Remote access to media

The goal: using my laptop in the living room, physically connected to nothing but connected wirelessly to my home network, I want to access audio/video media on my network on my home entertainment system.

The laptop (soon to arrive) comes with Vista Home Premium, but I have an extra license for Vista Ultimate if using Remote Desktop is the answer. I may occassionally have something on my laptop that I want to get onto my TV/Stereo.

My primary desktop is set up down the hall in the den, running Vista Ultimate. The audio is already wired into my stereo via 30’ cables in the crawlspace. I can play my digital music collection on my stereo in the living room, but I have to walk down the hall to do it. The video card has 2 DVI outputs already in use, and also an unused S-Video output. I could run an S-Video cable through the crawlspace to my living room as well, into my stereo, and from there into my television. Most of what I want access to is on this computer (my music collection, a few home videos, streaming video from the Internet (Netflix).

If it helps, there’s a second desktop in the den as well, running XP.

I want to be able to sit on my lazy butt in the living room, with an untethered laptop (no cables running across my living room floor to the stereo/tv) and play my favorite songs on the stereo without having to go down the hall to select songs, hit play, pause, etc. I’d also like to be able to pick a movie from Netflix’s Watch Instantly collection and watch it on my TV, again without walking down the hall to select, play, pause, etc.

My first thought was to Remote Desktop into my main PC from the laptop and play my media, but I think that’ll just get my media to my laptop. My experience is that the remote session is a separate session, and doesn’t interact with the audio/video hardware on the host PC, and therefore that’s not going to get output to my stereo/tv. Is there a setting in the Remote Desktop software that will allow me to do this? If not, is there a way I can accomplish this?

Bonus points for being able to put a DVD into my laptop and view it on my TV (will happily share the DVD drive for access by my primary desktop), or for browsing the Internet on my laptop and viewing that on my TV.

Your requirements are … tricky.

But not entirely insurmountable.
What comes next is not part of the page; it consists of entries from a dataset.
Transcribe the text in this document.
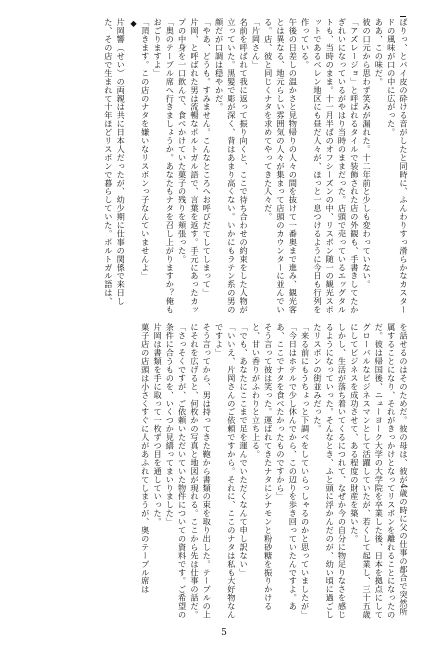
ぱりっ、とパイ皮の砕ける音がしたと同時に、ふんわりすっ滑らかなカスタードの風味が口の中に広がった。
ああ、この味だ。
彼の口元から思わず笑みが漏れた。十二年前と少しも変わっていない。
「アズレージョ」と呼ばれるタイルで装飾された店の外観も、手書きしてたかぎれいになっているがやはり当時のままだった。店頭で売っているエッグタルトも、当時のまま。十一月半ばのオフシーズンの中、リスボン随一の観光スポットであるベレン地区にも昼だ人々が、ほっと一息つけるように今日も行列を作っている。
午後の日差しの温かさと見物帰りの人々の間を抜けて一番奥まで進み、観光客とは異なる、地元らしい雰囲気の人々が集まって店頭のカウンターに並んでいる。店、彼と同じくナタを求めてやってきた人々だ。
「片岡さん」
名前を呼ばれて我に返って振り向くと、ここで待ち合わせの約束をした人物が立っていた。黒髪で彫が深く、背はあまり高くない。いかにもラテン系の男の顔だが口調は穏やかだ。
「やあ、どうも。すみません。こんなところへお呼びだてしてしまって」
片岡、と呼ばれた男は流暢なポルトガル語で、言葉を返す。手元にあったカップの中身を一口飲んで、食べかけていた菓子の残りを頬張った。
「奥のテーブル席へ行きましょうか。あなたもナタを召し上がりますか？俺もおごりますよ」
「頂きます。この店のナタを嫌いなリスボンっ子なんていませんよ」
◆
片岡響（せい）の両親は共に日本人だったが、幼少期に仕事の関係で来日した、その店で生まれて十年ほどリスボンで暮らしていた。ポルトガル語は、
を話せるのはそのためだ。彼の母は、彼が4歳の時に父の仕事の都合で突然所属することになり、それがきっかけとなってリスボンを離れることになったのだ。彼は帰国後、ニューヨーク大学の大学院を卒業した後、日本を拠点にしてグローバルなビジネスマンとして活躍していたが、若くして起業し、三十五歳にしてビジネスを成功させて、ある程度の財産を築いた。
しかし、生活が落ち着いてくるにつれて、なぜか今の自分に物足りなさを感じるようになっていった。そんなとき、ふと頭に浮かんだのが、幼い頃に過ごしたリスボンの街並みだった。
「来る前にもうちょっと下調べをしていらっしゃるのかと思っていましたが」
「今日はホテルで少し休んでから、この辺りを歩き回っていたんですよ。ああ、ここでナタを食べたかったものですから」
そう言って彼は笑った。運ばれてきたナタにシナモンと粉砂糖を振りかけると、甘い香りがふわりと立ち上る。
「でも、あなたにここまで足を運んでいただくなんて申し訳ない」
「いいえ、片岡さんのご依頼ですから。それに、ここのナタは私も大好物なんですよ」
そう言ってから、男は持ってきた鞄から書類の束を取り出した。テーブルの上にそれを広げると、何枚かの写真と地図が現れる。ここから先は仕事の話だ。
「さっそくですが、ご依頼いただいていた物件についての資料です。ご希望の条件に合うものを、いくつか見繕ってまいりました」
片岡は書類を手に取って一枚ずつ目を通していった。
菓子店の店頭は小さくすぐに人があふれてしまうが、奥のテーブル席は
5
UPnP is the protocol you need to use, and it is built into Windows Media Player.

Your desktop (with media player and library) is a UPnP Server - it can stream media to your UPnP client on the laptop. However, it should also be a UPnP Control Point - this means that you can get it to play material locally from a remote client (I do this to annoy my son, stopping our Pinnacle SoundBridge from playing Iron Maiden and switching it to Il Divo from work (I prefer the Iron Maiden myself, but the annoyance factor is sweet). I assume you can also do this with video files in your library, but I don’t know about the Netflix stuff - if they can be seen as part of the Windows Media Player library, you should be able to do it, otherwise, I am not sure.

You are right about Remote Desktop - it creates a virtual session and virtual video output. However, you may be able to use the inbuilt Remote Control functions to get a video to play on the second monitor (attached to your TV) - Remote Control can’t stream that to your laptop but you may be able to start it on the alternative monitor. You may be able to do the Internet-on-the-TV thing, as well, by remote controlling the desktop. However, as I recall, Microsoft remote control stuff requires that the PC be logged on and the user approve the remote takeover. A VNC variant may be better.
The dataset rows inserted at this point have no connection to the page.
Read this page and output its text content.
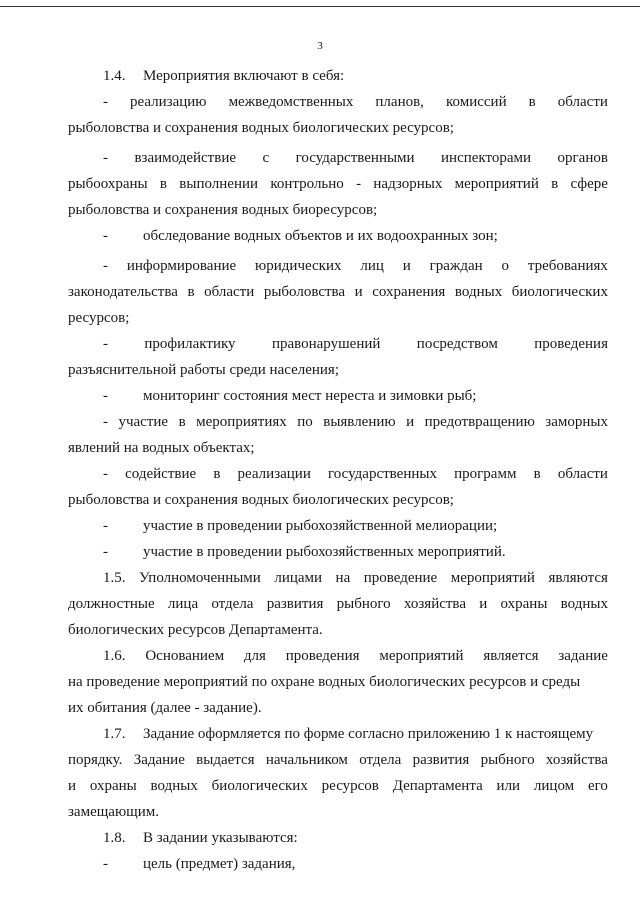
3
1.4. Мероприятия включают в себя:
- реализацию межведомственных планов, комиссий в области
рыболовства и сохранения водных биологических ресурсов;
- взаимодействие с государственными инспекторами органов
рыбоохраны в выполнении контрольно - надзорных мероприятий в сфере
рыболовства и сохранения водных биоресурсов;
- обследование водных объектов и их водоохранных зон;
- информирование юридических лиц и граждан о требованиях
законодательства в области рыболовства и сохранения водных биологических
ресурсов;
- профилактику правонарушений посредством проведения
разъяснительной работы среди населения;
- мониторинг состояния мест нереста и зимовки рыб;
- участие в мероприятиях по выявлению и предотвращению заморных
явлений на водных объектах;
- содействие в реализации государственных программ в области
рыболовства и сохранения водных биологических ресурсов;
- участие в проведении рыбохозяйственной мелиорации;
- участие в проведении рыбохозяйственных мероприятий.
1.5. Уполномоченными лицами на проведение мероприятий являются
должностные лица отдела развития рыбного хозяйства и охраны водных
биологических ресурсов Департамента.
1.6. Основанием для проведения мероприятий является задание
на проведение мероприятий по охране водных биологических ресурсов и среды
их обитания (далее - задание).
1.7. Задание оформляется по форме согласно приложению 1 к настоящему
порядку. Задание выдается начальником отдела развития рыбного хозяйства
и охраны водных биологических ресурсов Департамента или лицом его
замещающим.
1.8. В задании указываются:
- цель (предмет) задания,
As for the DVD on laptop, you will be trying to stream DVD quality material across your wireless link to the desktop PC for realtime playback - it may well be a step too far.
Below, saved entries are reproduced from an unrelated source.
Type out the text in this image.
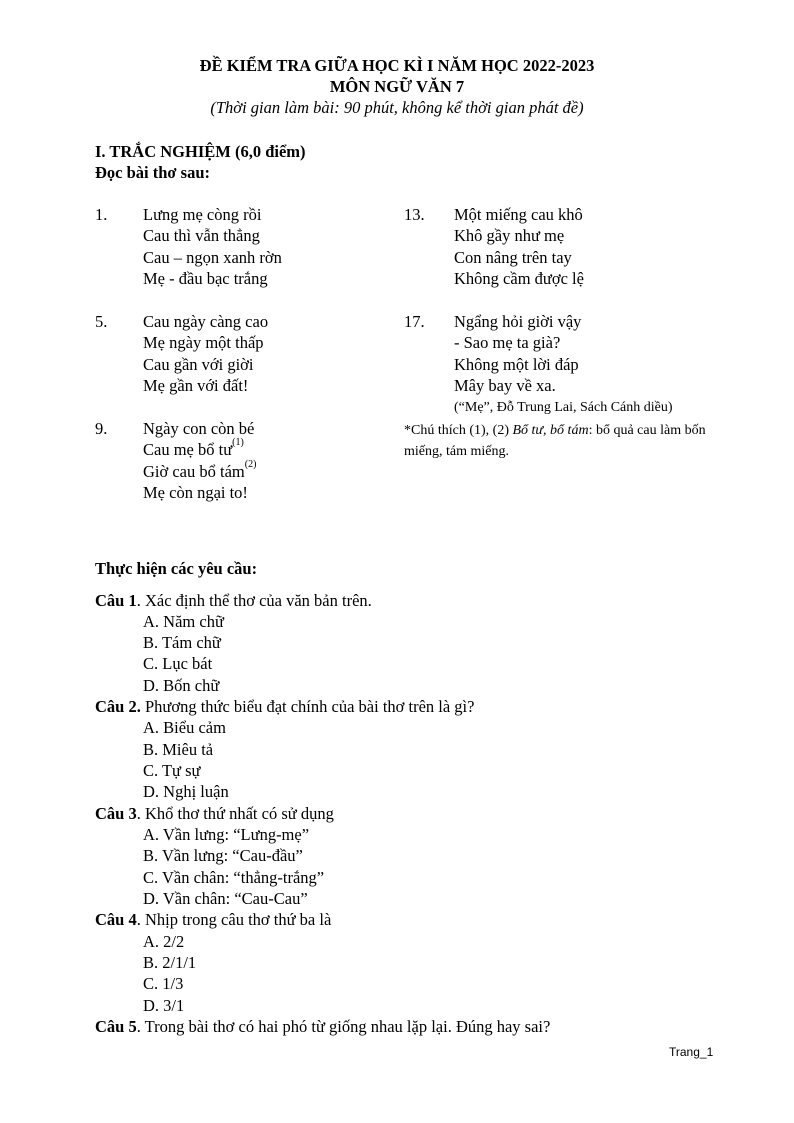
ĐỀ KIỂM TRA GIỮA HỌC KÌ I NĂM HỌC 2022-2023
MÔN NGỮ VĂN 7
(Thời gian làm bài: 90 phút, không kể thời gian phát đề)
I. TRẮC NGHIỆM (6,0 điểm)
Đọc bài thơ sau:
1. Lưng mẹ còng rồi
Cau thì vẫn thẳng
Cau – ngọn xanh rờn
Mẹ - đầu bạc trắng
5. Cau ngày càng cao
Mẹ ngày một thấp
Cau gần với giời
Mẹ gần với đất!
9. Ngày con còn bé
Cau mẹ bổ $tư^{(1)}$
Giờ cau bổ tám$^{(2)}$
Mẹ còn ngại to!
13. Một miếng cau khô
Khô gầy như mẹ
Con nâng trên tay
Không cầm được lệ
17. Ngẩng hỏi giời vậy
- Sao mẹ ta già?
Không một lời đáp
Mây bay về xa.
(“Mẹ”, Đỗ Trung Lai, Sách Cánh diều)
*Chú thích (1), (2) Bổ tư, bổ tám: bổ quả cau làm bốn miếng, tám miếng.
Thực hiện các yêu cầu:
Câu 1. Xác định thể thơ của văn bản trên.
A. Năm chữ
B. Tám chữ
C. Lục bát
D. Bốn chữ
Câu 2. Phương thức biểu đạt chính của bài thơ trên là gì?
A. Biểu cảm
B. Miêu tả
C. Tự sự
D. Nghị luận
Câu 3. Khổ thơ thứ nhất có sử dụng
A. Vần lưng: “Lưng-mẹ”
B. Vần lưng: “Cau-đầu”
C. Vần chân: “thẳng-trắng”
D. Vần chân: “Cau-Cau”
Câu 4. Nhịp trong câu thơ thứ ba là
A. 2/2
B. 2/1/1
C. 1/3
D. 3/1
Câu 5. Trong bài thơ có hai phó từ giống nhau lặp lại. Đúng hay sai?
Trang_1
Of course, there are much better solutions to this problem if you dedicate a system not running a MS operating system to acting as a media server. There are plenty of Linux based media servers with a wide range of capabilities and control options available. You will still have issues with trying to stream a DVD over the wireless from the laptop, though.

Si

http://www.logmein.com lets you control a computer remotely from any PC on the Internet. Seems like that would work, though I don’t think it’ll let you stream the DVD.

As si stated, you have an interesting mix-mash of requirements. Firstly what kind of TV do you have? If you’re using the S-video option then watching movie files would probably be ok, but browsing the internet would be difficult. The resolution you’d have to set on your computer would be very low (I think I normally used 640x480 when I did this a few years ago). Personally I think an easier solution would be to park one of your computers right next to the TV and use a wireless keyboard and mouse to control it. I personally haven’t had much luck with the bluetooth keyboard/mice combinations, but I had a great logitec IR wireless that worked great for a year or so. As soon as I find a damn wireless keyboard/mouse that I like, I’ll have my system set up that way.

Older laptop hooked vie DVI to the TV (HD set). From that I can pull all the music from the Network Drive that I have. Plus that would let you download via Netflix and watch on your tv. I’ve personally never found a VPN display that I really like. They almost always seem to have crappy resolution. Plus over wireless you’ll have trouble sending a large video file. Wired would be a better idea…or perhaps a pre-n wireless device.